En octobre 2014, les dirigeants européens ont en effet décidé qu’à partir de 2020 les États membres au plus bas PIB par habitant recevraient 10 % du total des quotas d’émissions, afin qu’ils puissent moderniser leurs structures de production d’énergie. Cette mesure a été intégrée à la proposition de réforme du régime d’échange des quotas d’émissions (ETS) publiée en juillet par la Commission, qui prévoit un fonds spécifique et des quotas gratuits pour les pays de l’Est.

L’ETS est le plus grand système d’échange de quotas d’émission au monde. Les entreprises concernées mesurent et rendent compte de leurs émissions de CO2, un quota équivalant à une tonne de CO2 émise. Les permis d’émission peuvent être vendus, ce qui encourage les entreprises à réduire leurs émissions, pour pouvoir vendre leurs surplus.

Là où le bât blesse…

La Commission européenne est en faveur d’une réduction de 60 % des émissions d’ici 2050. Cet objectif constitue une avancée par rapport à une proposition précédente de 50 %, compatible avec les suggestions du Groupe intergouvernemental sur l’évolution du climat (GIEC).

Certains États membres soutiennent pourtant une proposition du GIEC de réduire les émissions de 40 à 70 %, ce qui constitue en réalité un affaiblissement de l’objectif initial.

Dans son cinquième rapport d’évaluation, publié l’an dernier, le GIEC appelle à une décarbonisation mondiale d’ici 2100. Cette proposition reçu le soutien de la France, de l’Allemagne, de l’Italie et du Royaume-Uni lors de la réunion du G7 à Bonn.

Les pays comme la Pologne, la Slovaquie, la République tchèque et la Hongrie, qui s’opposaient à cet objectif à long terme, devrait à présent accepter qu’il soit inscrit dans la position commune de l’UE pour les négociations de Paris, selon certaines sources européennes

Certaines délégations nationales voudraient en outre que l’UE explique clairement qu’elle se réserve le droit d’augmenter davantage les réductions d’émissions, dans le cadre de ses objectifs climat-énergie pour 2030.

Au mois d’octobre, les dirigeants de l’UE ont accepté de réduire les émissions d’« au moins » 40 % d’ici 2030. Cette mesure pourrait être intégrée à la position commune, mais pourrait aussi être abandonnée, afin d’augmenter les chances de conclusion d’un accord.

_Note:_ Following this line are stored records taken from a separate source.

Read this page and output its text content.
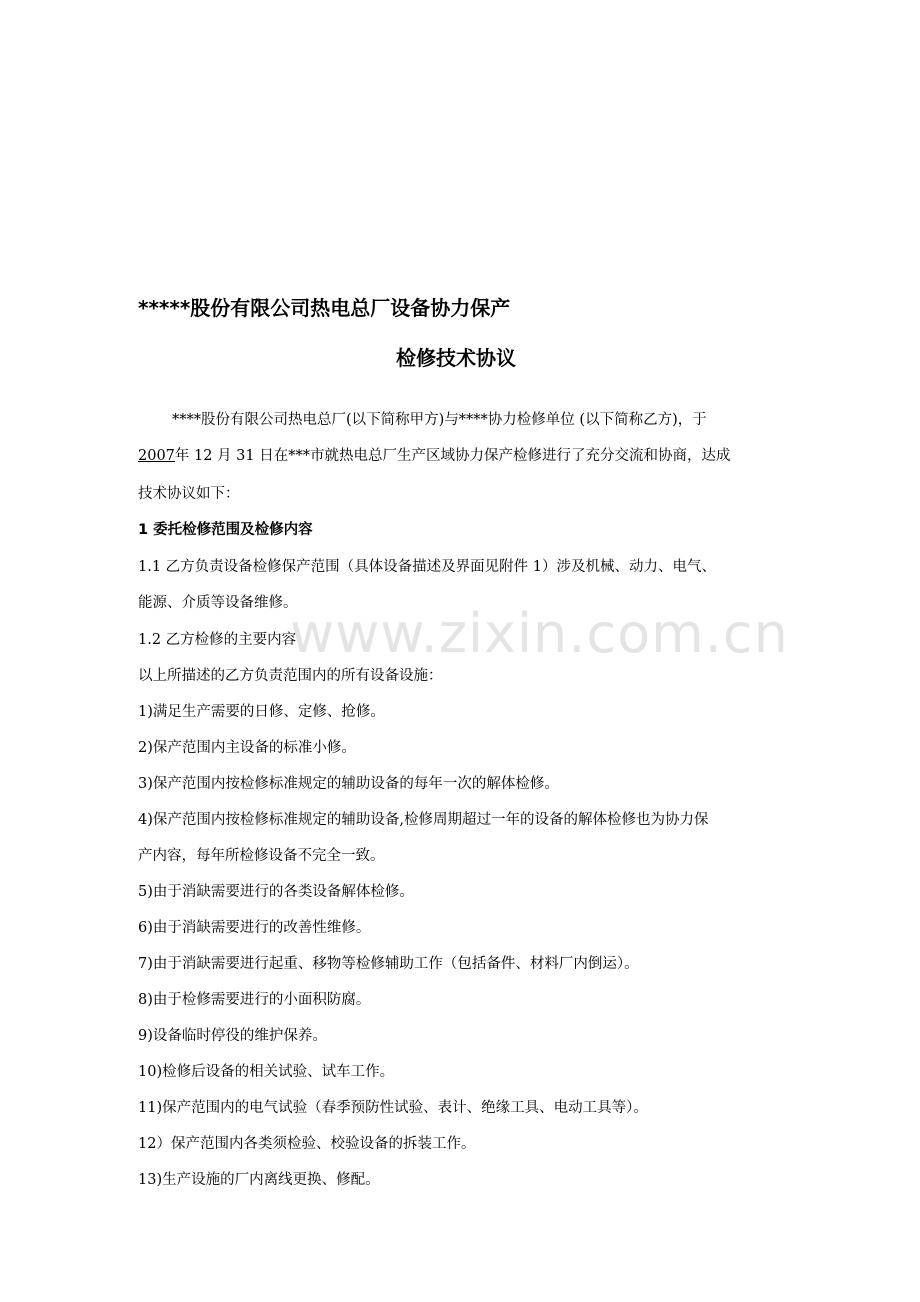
www.zixin.com.cn
*****股份有限公司热电总厂设备协力保产
检修技术协议
****股份有限公司热电总厂(以下简称甲方)与****协力检修单位 (以下简称乙方)，于
2007年 12 月 31 日在***市就热电总厂生产区域协力保产检修进行了充分交流和协商，达成
技术协议如下：
1 委托检修范围及检修内容
1.1 乙方负责设备检修保产范围（具体设备描述及界面见附件 1）涉及机械、动力、电气、
能源、介质等设备维修。
1.2 乙方检修的主要内容
以上所描述的乙方负责范围内的所有设备设施：
1)满足生产需要的日修、定修、抢修。
2)保产范围内主设备的标准小修。
3)保产范围内按检修标准规定的辅助设备的每年一次的解体检修。
4)保产范围内按检修标准规定的辅助设备,检修周期超过一年的设备的解体检修也为协力保
产内容，每年所检修设备不完全一致。
5)由于消缺需要进行的各类设备解体检修。
6)由于消缺需要进行的改善性维修。
7)由于消缺需要进行起重、移物等检修辅助工作（包括备件、材料厂内倒运）。
8)由于检修需要进行的小面积防腐。
9)设备临时停役的维护保养。
10)检修后设备的相关试验、试车工作。
11)保产范围内的电气试验（春季预防性试验、表计、绝缘工具、电动工具等）。
12）保产范围内各类须检验、校验设备的拆装工作。
13)生产设施的厂内离线更换、修配。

L’engagement européen remis en question

La faisabilité d’une réduction d’au moins 40 % des émissions dans l’UE a toutefois été remise en question le 15 septembre par l’ONG Réseau Climat Action Europe. D’importantes décisions, qui ont été reportées à l’après COP 21, pourraient faire varier le budget carbone de l’UE pour la période de 2021 à 2030 de quelque 6 milliards de tonnes, souligne l’ONG.

Celle-ci estime qu’une réduction de 40 % équivaudrait au volume de gaz à effet de serre potentiellement émit par l’UE entre 2021 et 2030, qui s’élèverait à entre 37 et 43 milliards de tonnes. Elle appelle donc les ministres de l’Environnement à pallier « le manque de transparence et d’exactitude » de l’engagement climatique de l’UE.

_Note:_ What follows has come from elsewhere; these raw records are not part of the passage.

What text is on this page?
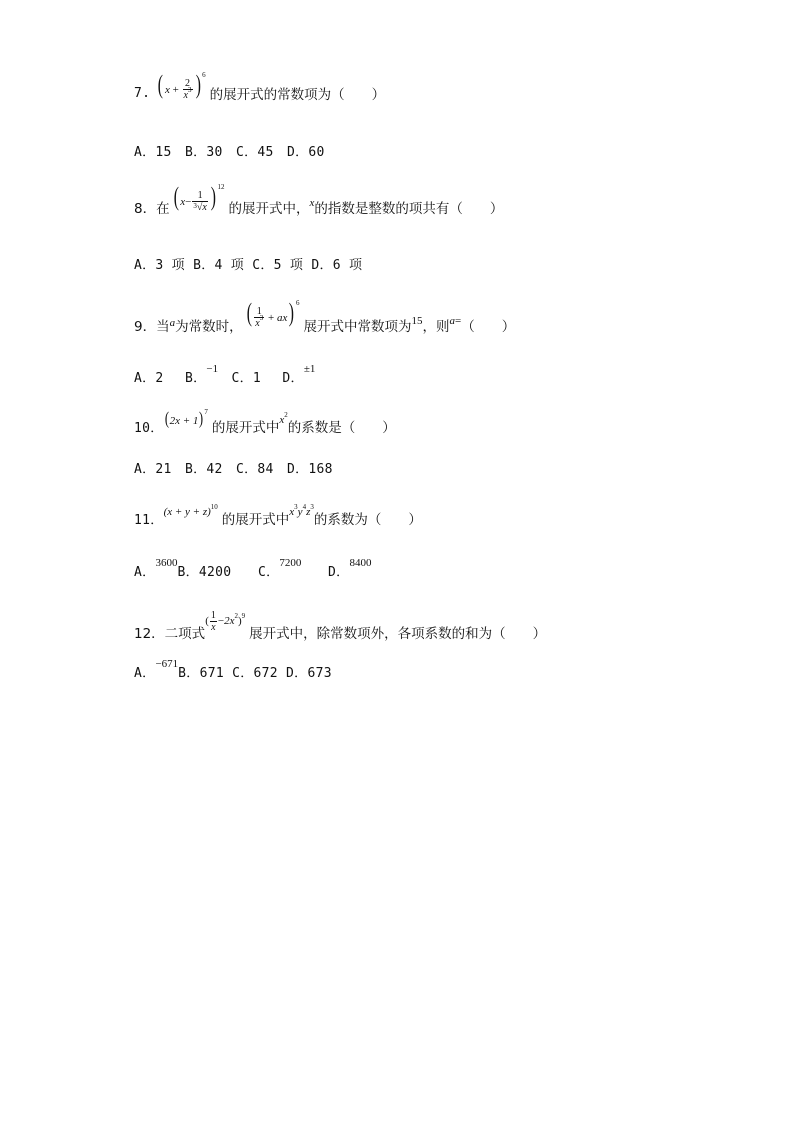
7. ( $x + \frac{2}{x^3}$ ) $^6$
的展开式的常数项为（　　）
A．15　B．30　C．45　D．60
8．在 ( $x- \frac{1}{^3√x}$ ) $^{12}$
的展开式中， x 的指数是整数的项共有（　　）
A．3 项 B．4 项 C．5 项 D．6 项
9．当 a 为常数时，
( $\frac{1}{x^3} + ax$) $^6$
展开式中常数项为 15 ，则 a = （　　）
A．2　 B．
−1
　C．1　 D．
±1
10． $(2x + 1)^7$
的展开式中 $x^2$
的系数是（　　）
A．21　B．42　C．84　D．168
11．
$(x + y + z)^{10}$
的展开式中 $x^3y^4z^3$
的系数为（　　）
A．
3600
B．4200　　C．
7200
　　D．
8400
12．二项式
( $\frac{1}{x} -2x^2)^9$
展开式中，除常数项外，各项系数的和为（　　）
A．
−671
B．671 C．672 D．673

« L’UE se présente à Paris avec une offre qui contient toujours des lacunes », regrette Wendel Trio, le directeur de l’ONG, « cela nous décrédibilise. » Le rapport de Réseau Climat Action indique que plusieurs points du plan européen doivent encore être clarifiés.

Contexte

Les négociations sur le changement climatique ont commencé en 1992. Tous les ans, l'ONU organise une conférence internationale sur le changement climatique appelée la Conférence des Parties, ou CdP.

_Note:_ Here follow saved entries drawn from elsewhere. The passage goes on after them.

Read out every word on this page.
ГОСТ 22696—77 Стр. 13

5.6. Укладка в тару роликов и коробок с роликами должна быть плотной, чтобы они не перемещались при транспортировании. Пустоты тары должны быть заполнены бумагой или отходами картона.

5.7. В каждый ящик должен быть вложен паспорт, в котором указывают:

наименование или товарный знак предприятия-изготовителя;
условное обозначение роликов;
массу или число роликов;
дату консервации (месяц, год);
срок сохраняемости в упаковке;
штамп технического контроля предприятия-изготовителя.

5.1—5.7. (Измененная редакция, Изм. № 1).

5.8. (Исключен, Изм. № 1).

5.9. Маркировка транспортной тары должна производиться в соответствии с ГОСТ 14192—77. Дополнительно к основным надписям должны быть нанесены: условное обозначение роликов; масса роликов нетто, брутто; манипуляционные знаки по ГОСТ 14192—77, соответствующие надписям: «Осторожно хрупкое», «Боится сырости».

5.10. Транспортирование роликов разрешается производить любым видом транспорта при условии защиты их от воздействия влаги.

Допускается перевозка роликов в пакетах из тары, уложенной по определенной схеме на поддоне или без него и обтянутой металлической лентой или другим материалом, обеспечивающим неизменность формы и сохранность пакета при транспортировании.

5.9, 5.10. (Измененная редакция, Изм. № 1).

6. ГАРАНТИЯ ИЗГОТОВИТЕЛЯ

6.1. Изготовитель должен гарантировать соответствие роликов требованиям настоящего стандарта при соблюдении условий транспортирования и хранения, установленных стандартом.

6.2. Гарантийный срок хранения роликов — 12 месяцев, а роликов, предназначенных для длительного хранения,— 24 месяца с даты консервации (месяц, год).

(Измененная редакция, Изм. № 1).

La vingtième Conférence des Parties s'est déroulée à Lima, au Pérou, du 1er au 12 décembre 2014. En décembre 2015, Paris accueillera la 21ème CdP.

Les États participants doivent s'y accorder pour remplacer le protocole de Kyoto, dont le but était de réduire les émissions de CO2 entre 2008 et 2012.

D'ici la conférence, les États doivent impérativement décider du type de cadre qu'ils souhaitent mettre en place : volontaire ou légalement contraignant.

Prochaines étapes

17 septembre : Rencontre entre les ministres de l'Environnement et le Pape François.

18 septembre : Réunion des ministres de l'Environnement à Bruxelles.

19-23 octobre : Négociations sur le climat à Bonn.

30 novembre-11 décembre 2015 : Conférence sur le changement climatique de l'ONU à Paris (COP21).